Russia’s LPG trade is doing exactly what sanctions usually force it to do: rerouting, not retreating.
New data from industry sources shows Russia nearly doubled liquefied petroleum gas exports to Central Asia and Afghanistan in the first eleven months of this year, sending just over 1 million metric tons into those markets. That surge pushed the region’s share of Russian LPG exports to roughly 36 percent, up from 19 percent a year earlier, after the EU imposed restrictions on Russian LPG imports in December 2024.
It sounds dramatic, but the reality is more transactional.

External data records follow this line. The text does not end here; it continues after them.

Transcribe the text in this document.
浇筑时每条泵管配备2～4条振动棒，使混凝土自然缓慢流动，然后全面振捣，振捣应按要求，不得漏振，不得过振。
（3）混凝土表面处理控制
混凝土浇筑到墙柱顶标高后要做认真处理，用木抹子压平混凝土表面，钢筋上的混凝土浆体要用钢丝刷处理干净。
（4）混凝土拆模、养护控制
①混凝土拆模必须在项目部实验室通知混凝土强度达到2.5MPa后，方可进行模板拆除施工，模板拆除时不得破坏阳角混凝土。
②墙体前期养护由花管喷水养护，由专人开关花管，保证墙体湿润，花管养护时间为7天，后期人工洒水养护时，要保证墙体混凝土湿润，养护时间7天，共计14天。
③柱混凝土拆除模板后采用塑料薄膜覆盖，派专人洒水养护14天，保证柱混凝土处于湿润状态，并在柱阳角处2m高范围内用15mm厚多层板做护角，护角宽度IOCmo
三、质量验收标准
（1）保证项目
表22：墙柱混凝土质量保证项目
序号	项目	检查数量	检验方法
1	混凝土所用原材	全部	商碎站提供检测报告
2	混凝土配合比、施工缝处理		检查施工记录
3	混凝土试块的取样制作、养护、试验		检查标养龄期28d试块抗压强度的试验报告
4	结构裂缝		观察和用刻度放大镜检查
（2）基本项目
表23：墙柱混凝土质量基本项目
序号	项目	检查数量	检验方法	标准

Europe didn’t vanish overnight, but it did close enough doors to force Russian suppliers to scramble. LPG that once moved west now flows south and east to areas where sanctions enforcement is lighter (and political barriers are lower). Afghanistan has emerged as one of the largest buyers in that region, importing about 418,000 tons, an increase of roughly 50 percent year on year. Some of that volume is moving via Kazrosgaz, Russia’s joint venture with Kazakhstan, which gives the trade additional insulation.
What’s less clear is whether Afghanistan and Central Asia fully replaced Europe in volume terms. The available data doesn’t show Russia exporting more LPG overall. It shows Russia exporting differently. The sharp drop in domestic LPG prices after the EU ban last year suggests that supply briefly outran demand, pointing to displacement rather than growth. In other words, Russia likely lost higher margin European buyers and replaced them with lower margin ones closer to home.
There’s another layer here that matters. Traders say rising Russian LPG shipments to Afghanistan have come partly at the expense of Iran, another sanctioned supplier. That means Afghanistan isn’t necessarily consuming much more LPG than before. It’s simply switching sanctioned sources.
Geopolitically speaking, the shift in LPG flows makes sense. Moscow has steadily deepened ties with the Taliban-led government, being the first government to formally accept an Afghan ambassador. Russia has also expanded energy cooperation to increase its influence in Central and South Asia. LPG is cheap, mobile, and a smart political tool. It keeps vehicles running, homes heated, and relationships warm.
As many shrewd analysts predicted at the onset of sanctions, Russia is still selling. As for Afghanistan, it is still buying.